Joshua was an employee of Gulf Coast Coating, Inc., a Fort Walton company specializing in sandblasting, painting, and sometimes epoxying a variety of large metal structures. Water tanks. Bridges.

Mining equipment. Towers. Joshua had been nearly six years on the job—ever since running away from home and arriving back in Florida from New York. Although he routinely checked his safety belt before changing altitudes beneath the tank, he had long since lost his fear of falling. The cardinal rule of the steeplejack, or water-tank mechanic, was to keep his brain in gear. Joshua usually did, for which reason, along with experience, he was probably the best man in a set of falls then employed by Gulf Coast Coating, Inc.

As talented aloft as Tarzan.

That was what Tom Hubbard, the president of the company, said about him. Hubbard knew Joshua’s worth, and Joshua knew that he knew it, and the result was that Joshua sometimes took liberties with his work schedule or made disparaging remarks about Hubbard’s business acumen.
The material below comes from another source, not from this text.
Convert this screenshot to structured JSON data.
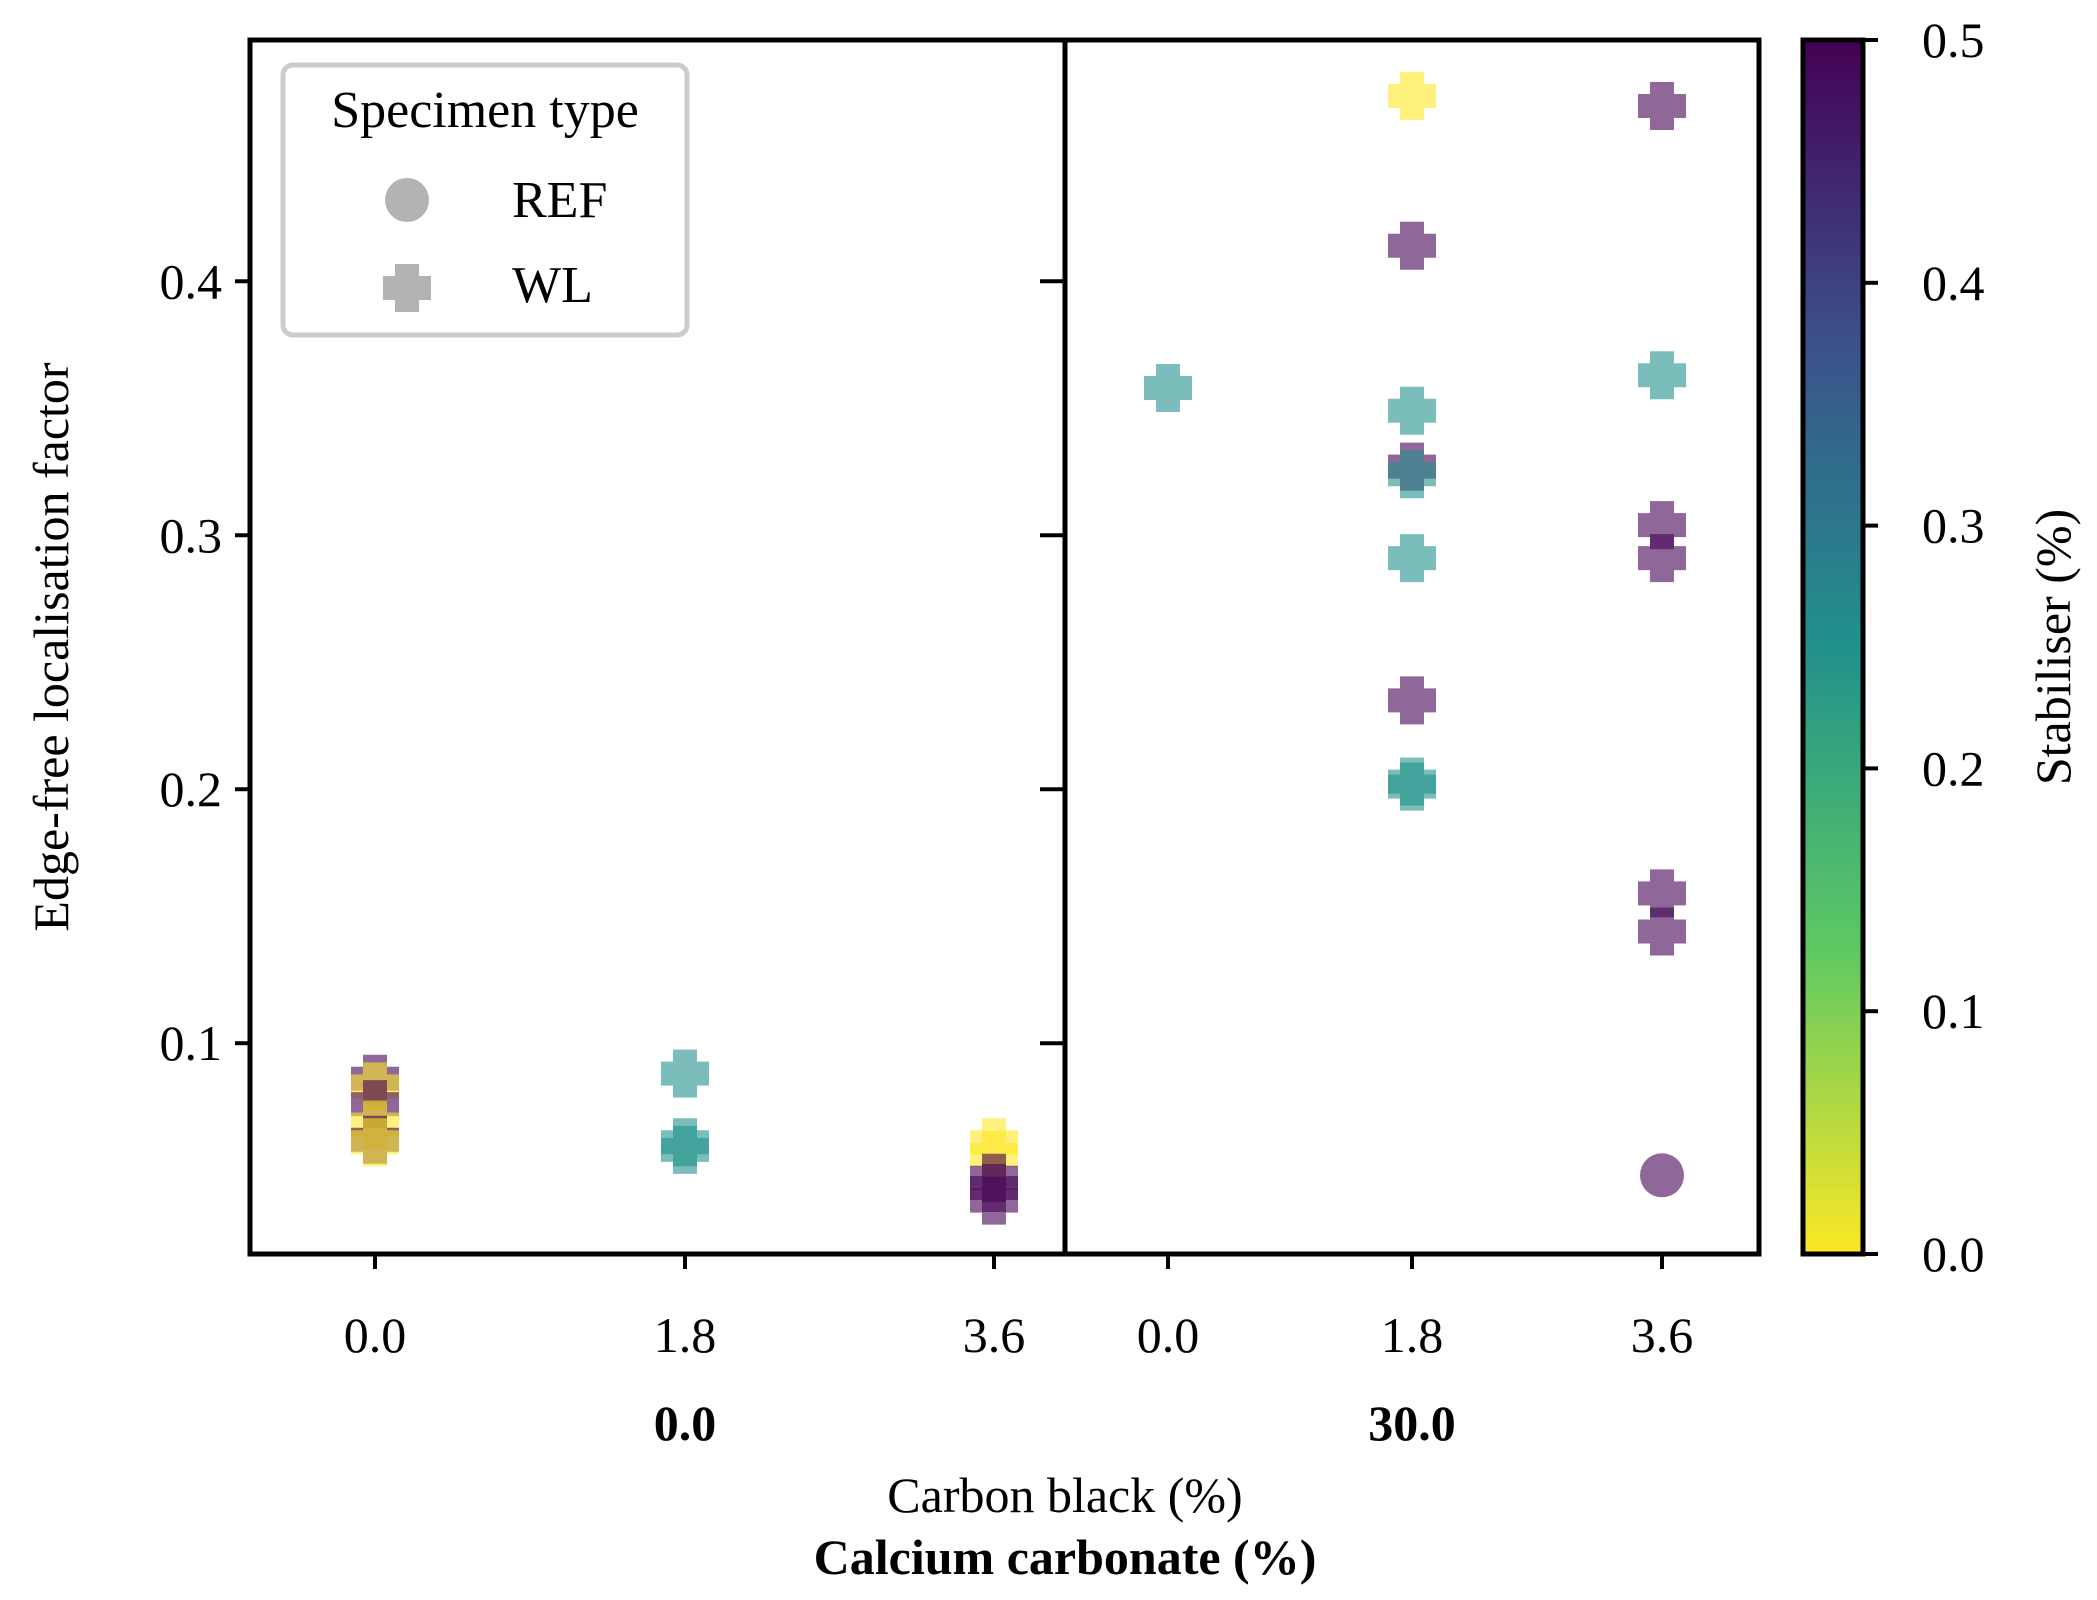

If the boss got his back up and canned him, Joshua could count on being rehired within a week or two, so long as he appeared repentant and asked for his job back. In six years Hubbard had canned and rehired him a grand total of fourteen times. This game united the two men in a resentful dependency on each other.
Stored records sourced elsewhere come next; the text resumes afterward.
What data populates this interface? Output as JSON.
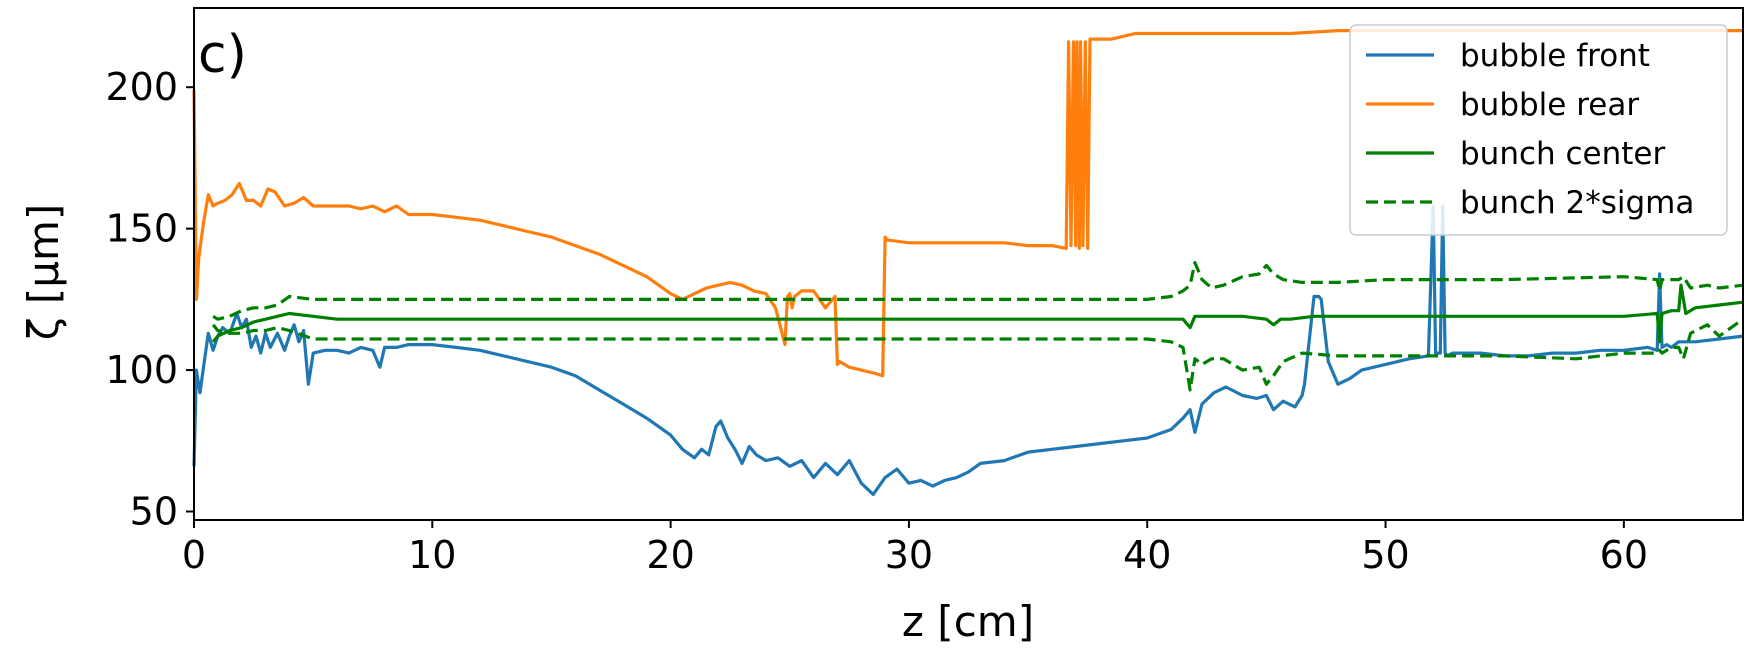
{
  "chart_data": {
    "type": "line",
    "panel_label": "c)",
    "xlabel": "z [cm]",
    "ylabel": "ζ [μm]",
    "xlim": [
      0,
      65
    ],
    "ylim": [
      47,
      228
    ],
    "xticks": [
      0,
      10,
      20,
      30,
      40,
      50,
      60
    ],
    "yticks": [
      50,
      100,
      150,
      200
    ],
    "grid": false,
    "legend_position": "top-right",
    "series": [
      {
        "name": "bubble front",
        "color": "#1f77b4",
        "dash": "solid",
        "x": [
          0,
          0.1,
          0.25,
          0.4,
          0.6,
          0.8,
          1.0,
          1.2,
          1.5,
          1.8,
          2.0,
          2.2,
          2.4,
          2.6,
          2.8,
          3.0,
          3.2,
          3.5,
          3.8,
          4.0,
          4.2,
          4.4,
          4.6,
          4.8,
          5.0,
          5.5,
          6.0,
          6.5,
          7.0,
          7.5,
          7.8,
          8.0,
          8.5,
          9.0,
          10.0,
          11.0,
          12.0,
          13.0,
          14.0,
          15.0,
          16.0,
          17.0,
          18.0,
          19.0,
          20.0,
          20.5,
          21.0,
          21.3,
          21.6,
          21.9,
          22.1,
          22.4,
          22.7,
          23.0,
          23.3,
          23.6,
          24.0,
          24.5,
          25.0,
          25.5,
          26.0,
          26.5,
          27.0,
          27.5,
          28.0,
          28.5,
          29.0,
          29.5,
          30.0,
          30.5,
          31.0,
          31.5,
          32.0,
          32.5,
          33.0,
          34.0,
          35.0,
          36.0,
          37.0,
          38.0,
          39.0,
          40.0,
          41.0,
          41.5,
          41.8,
          42.0,
          42.3,
          42.8,
          43.3,
          44.0,
          44.6,
          45.0,
          45.3,
          45.7,
          46.2,
          46.5,
          46.6,
          47.0,
          47.2,
          47.3,
          47.6,
          48.0,
          48.5,
          49.0,
          50.0,
          51.0,
          51.8,
          52.0,
          52.1,
          52.3,
          52.4,
          52.5,
          52.6,
          52.8,
          53.0,
          54.0,
          55.0,
          56.0,
          57.0,
          58.0,
          59.0,
          60.0,
          61.0,
          61.4,
          61.5,
          61.6,
          61.8,
          62.0,
          62.3,
          63.0,
          64.0,
          65.0
        ],
        "y": [
          66,
          100,
          92,
          101,
          113,
          107,
          112,
          115,
          113,
          120,
          115,
          118,
          108,
          112,
          106,
          113,
          108,
          113,
          107,
          112,
          116,
          110,
          114,
          95,
          106,
          107,
          107,
          106,
          108,
          107,
          101,
          108,
          108,
          109,
          109,
          108,
          107,
          105,
          103,
          101,
          98,
          93,
          88,
          83,
          77,
          72,
          69,
          72,
          70,
          80,
          82,
          76,
          72,
          67,
          73,
          70,
          68,
          69,
          66,
          68,
          62,
          67,
          63,
          68,
          60,
          56,
          62,
          65,
          60,
          61,
          59,
          61,
          62,
          64,
          67,
          68,
          71,
          72,
          73,
          74,
          75,
          76,
          79,
          83,
          86,
          78,
          88,
          92,
          94,
          91,
          90,
          91,
          86,
          89,
          87,
          91,
          95,
          126,
          126,
          125,
          103,
          95,
          97,
          100,
          102,
          104,
          105,
          158,
          106,
          106,
          158,
          106,
          105,
          106,
          106,
          106,
          105,
          105,
          106,
          106,
          107,
          107,
          108,
          107,
          134,
          108,
          109,
          108,
          110,
          110,
          111,
          112
        ]
      },
      {
        "name": "bubble rear",
        "color": "#ff7f0e",
        "dash": "solid",
        "x": [
          0,
          0.1,
          0.2,
          0.4,
          0.6,
          0.8,
          1.0,
          1.3,
          1.6,
          1.9,
          2.2,
          2.5,
          2.8,
          3.1,
          3.4,
          3.8,
          4.2,
          4.6,
          5.0,
          5.5,
          6.0,
          6.5,
          7.0,
          7.5,
          8.0,
          8.5,
          9.0,
          10.0,
          11.0,
          12.0,
          13.0,
          14.0,
          15.0,
          16.0,
          17.0,
          18.0,
          19.0,
          19.5,
          20.0,
          20.5,
          21.0,
          21.5,
          22.0,
          22.5,
          23.0,
          23.5,
          24.0,
          24.4,
          24.8,
          24.9,
          25.0,
          25.1,
          25.2,
          25.5,
          26.0,
          26.5,
          26.9,
          27.0,
          27.1,
          27.5,
          28.0,
          28.5,
          28.9,
          29.0,
          29.1,
          30.0,
          31.0,
          32.0,
          33.0,
          34.0,
          35.0,
          36.0,
          36.6,
          36.7,
          36.8,
          36.9,
          37.0,
          37.05,
          37.15,
          37.2,
          37.3,
          37.4,
          37.5,
          37.6,
          38.0,
          38.5,
          39.0,
          39.5,
          40.0,
          41.0,
          42.0,
          44.0,
          46.0,
          48.0,
          50.0,
          52.0,
          55.0,
          58.0,
          61.0,
          63.0,
          65.0
        ],
        "y": [
          199,
          125,
          140,
          152,
          162,
          158,
          159,
          160,
          162,
          166,
          160,
          160,
          158,
          164,
          163,
          158,
          159,
          161,
          158,
          158,
          158,
          158,
          157,
          158,
          156,
          158,
          155,
          155,
          154,
          153,
          151,
          149,
          147,
          144,
          141,
          137,
          133,
          130,
          127,
          125,
          127,
          129,
          130,
          131,
          130,
          128,
          127,
          122,
          109,
          126,
          127,
          122,
          126,
          128,
          128,
          122,
          126,
          102,
          103,
          101,
          100,
          99,
          98,
          147,
          146,
          145,
          145,
          145,
          145,
          145,
          144,
          144,
          143,
          216,
          144,
          216,
          144,
          216,
          143,
          216,
          144,
          216,
          143,
          217,
          217,
          217,
          218,
          219,
          219,
          219,
          219,
          219,
          219,
          220,
          220,
          220,
          220,
          220,
          220,
          220,
          220
        ]
      },
      {
        "name": "bunch center",
        "color": "#008000",
        "dash": "solid",
        "x": [
          0.8,
          1.0,
          1.5,
          2.0,
          2.5,
          3.0,
          3.5,
          4.0,
          5.0,
          6.0,
          8.0,
          10.0,
          20.0,
          30.0,
          40.0,
          41.5,
          41.8,
          42.0,
          42.5,
          43.0,
          44.0,
          45.0,
          45.3,
          45.6,
          46.0,
          47.0,
          50.0,
          55.0,
          60.0,
          61.4,
          61.5,
          61.6,
          62.0,
          62.3,
          62.4,
          62.6,
          63.0,
          64.0,
          65.0
        ],
        "y": [
          110,
          112,
          114,
          115,
          117,
          118,
          119,
          120,
          119,
          118,
          118,
          118,
          118,
          118,
          118,
          118,
          115,
          119,
          119,
          119,
          119,
          118,
          116,
          118,
          118,
          119,
          119,
          119,
          119,
          120,
          110,
          120,
          121,
          121,
          130,
          120,
          122,
          123,
          124
        ]
      },
      {
        "name": "bunch 2*sigma",
        "color": "#008000",
        "dash": "dashed",
        "x": [
          0.8,
          1.0,
          1.5,
          2.0,
          2.5,
          3.0,
          3.5,
          4.0,
          5.0,
          10.0,
          20.0,
          30.0,
          40.0,
          41.0,
          41.5,
          41.8,
          42.0,
          42.3,
          42.7,
          43.2,
          44.0,
          44.7,
          45.0,
          45.3,
          45.7,
          46.5,
          48.0,
          50.0,
          55.0,
          60.0,
          61.4,
          61.5,
          61.6,
          62.0,
          62.3,
          62.5,
          62.8,
          63.5,
          64.0,
          65.0
        ],
        "y": [
          119,
          118,
          119,
          121,
          122,
          122,
          123,
          126,
          125,
          125,
          125,
          125,
          125,
          126,
          128,
          130,
          138,
          132,
          129,
          130,
          133,
          134,
          137,
          134,
          132,
          131,
          131,
          132,
          132,
          133,
          132,
          128,
          132,
          132,
          132,
          133,
          129,
          130,
          129,
          130
        ]
      },
      {
        "name": "",
        "color": "#008000",
        "dash": "dashed",
        "x": [
          0.8,
          1.0,
          1.5,
          2.0,
          2.5,
          3.0,
          3.5,
          4.0,
          5.0,
          10.0,
          20.0,
          30.0,
          40.0,
          41.0,
          41.5,
          41.8,
          42.0,
          42.3,
          42.7,
          43.2,
          44.0,
          44.7,
          45.0,
          45.3,
          45.7,
          46.5,
          48.0,
          50.0,
          52.0,
          55.0,
          58.0,
          60.0,
          61.4,
          61.5,
          61.6,
          62.0,
          62.3,
          62.5,
          62.8,
          63.5,
          64.0,
          65.0
        ],
        "y": [
          116,
          114,
          113,
          113,
          114,
          114,
          115,
          114,
          111,
          111,
          111,
          111,
          111,
          110,
          108,
          93,
          104,
          102,
          104,
          104,
          100,
          101,
          95,
          98,
          103,
          106,
          105,
          105,
          105,
          105,
          104,
          106,
          106,
          107,
          106,
          108,
          108,
          104,
          113,
          116,
          112,
          118
        ]
      }
    ]
  }
}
Of late, though, Joshua’s discontent had begun to outpace his boss’s. He had finally realized that he was never going to own his own tank-painting company. Or any other sort of business, either. What the future held for him, if he continued to jockey up and down in harness, was thirty more years as a blue-collar trapeze artist, right up to the day his brain clicked off and he tumbled ninety feet to the concrete or touched his spray gun to a power line and electrocuted himself. In time, both his luck and his skill would run out.
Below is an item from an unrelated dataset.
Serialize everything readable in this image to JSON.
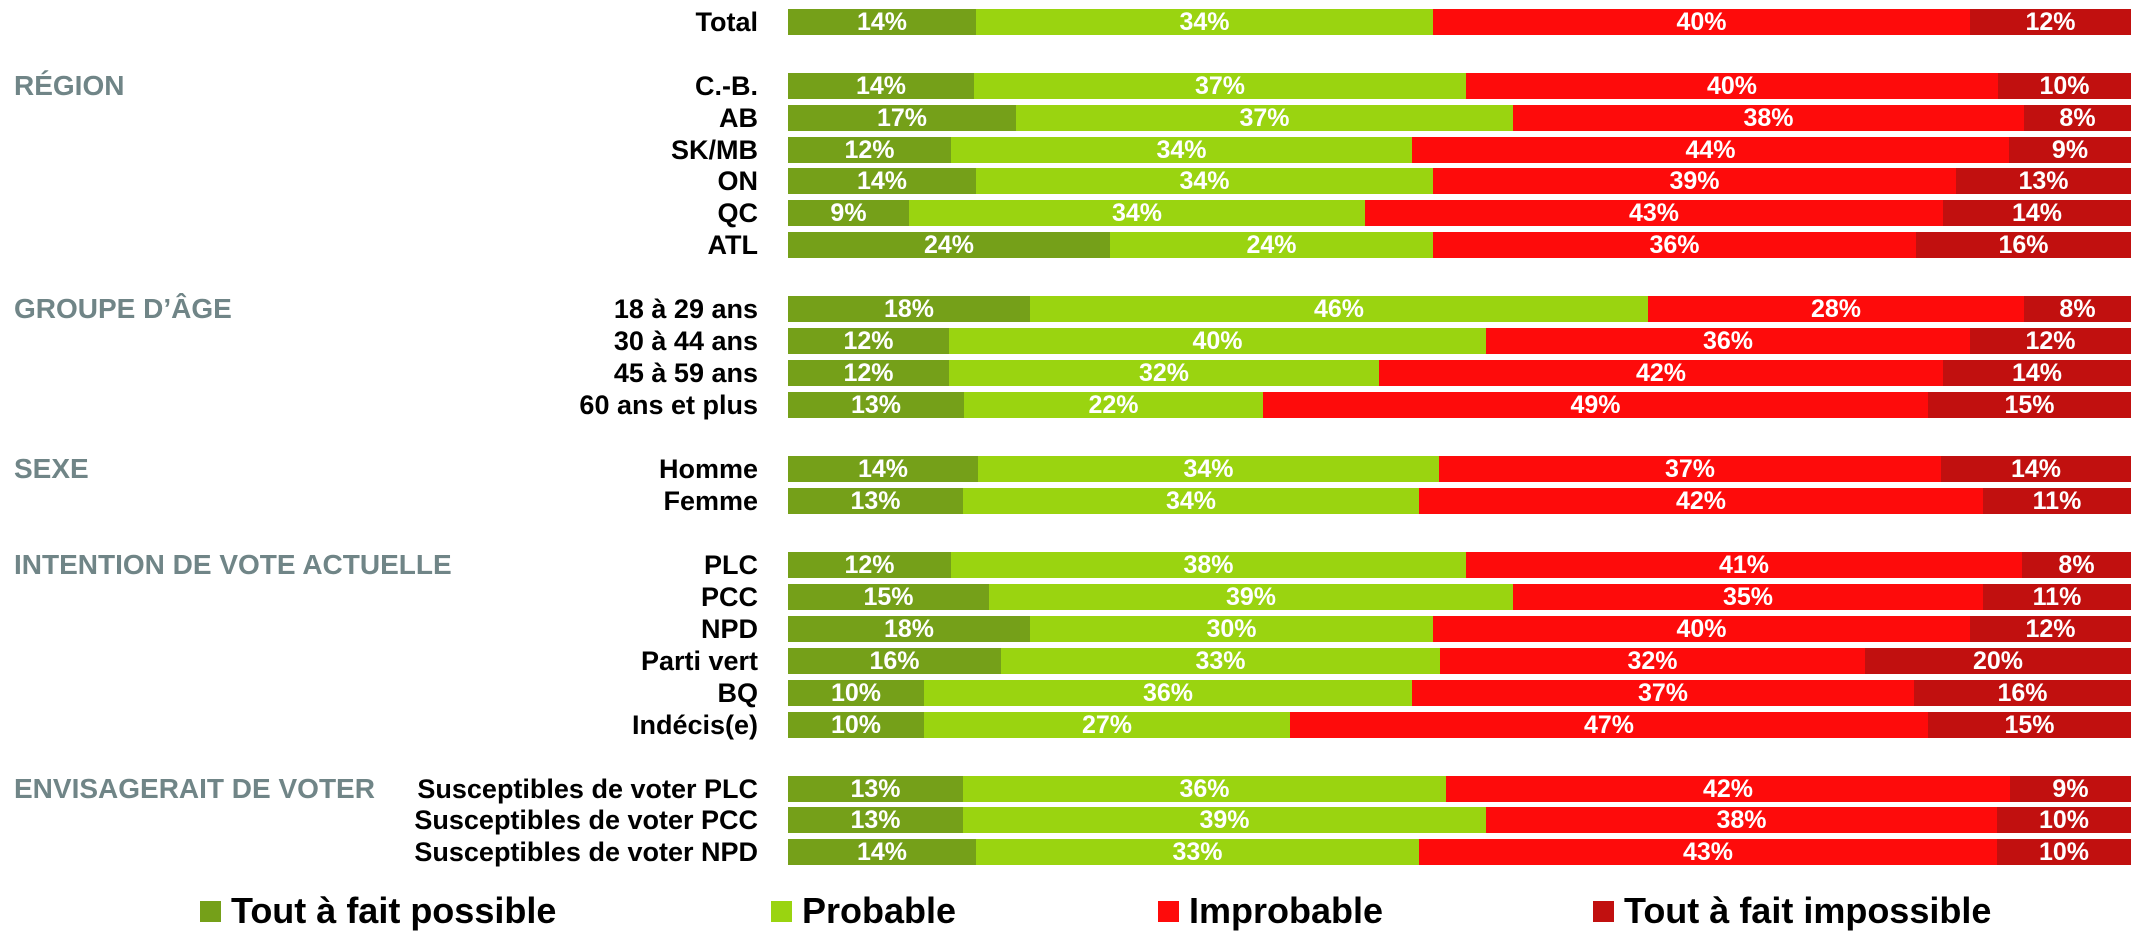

If he survived, he would look like a Jim Crow version of poor old R. K. Cofield. Cofield was a sixty-year-old peckerwood from east Alabama, who, at the moment, was operating a blasting hose in the tank directly over Joshua’s head, doggedly stumbling about in a sandstorm of his own creation. Out from under his blasting hood the old man was a toothless zombie; he had once broken his back in a fall, and his eyes absolutely refused to focus on another human being’s face. His whole life had been devoted to tank work, and although Joshua had once heard him mutter that every other sort of employment, viewed from a steeplejack’s vantage, “looked like pitiful,” Cofield was himself a doddering object lesson in the curriculum of the woebegone. Hubbard found him wonderfully dependable, but the only reason Cofield reported to work each day, Joshua felt, was that the alternative—calling in sick or quitting, then confronting at every turn the ruins of his own personality—terrified him. That was also why he stayed drunk every weekend.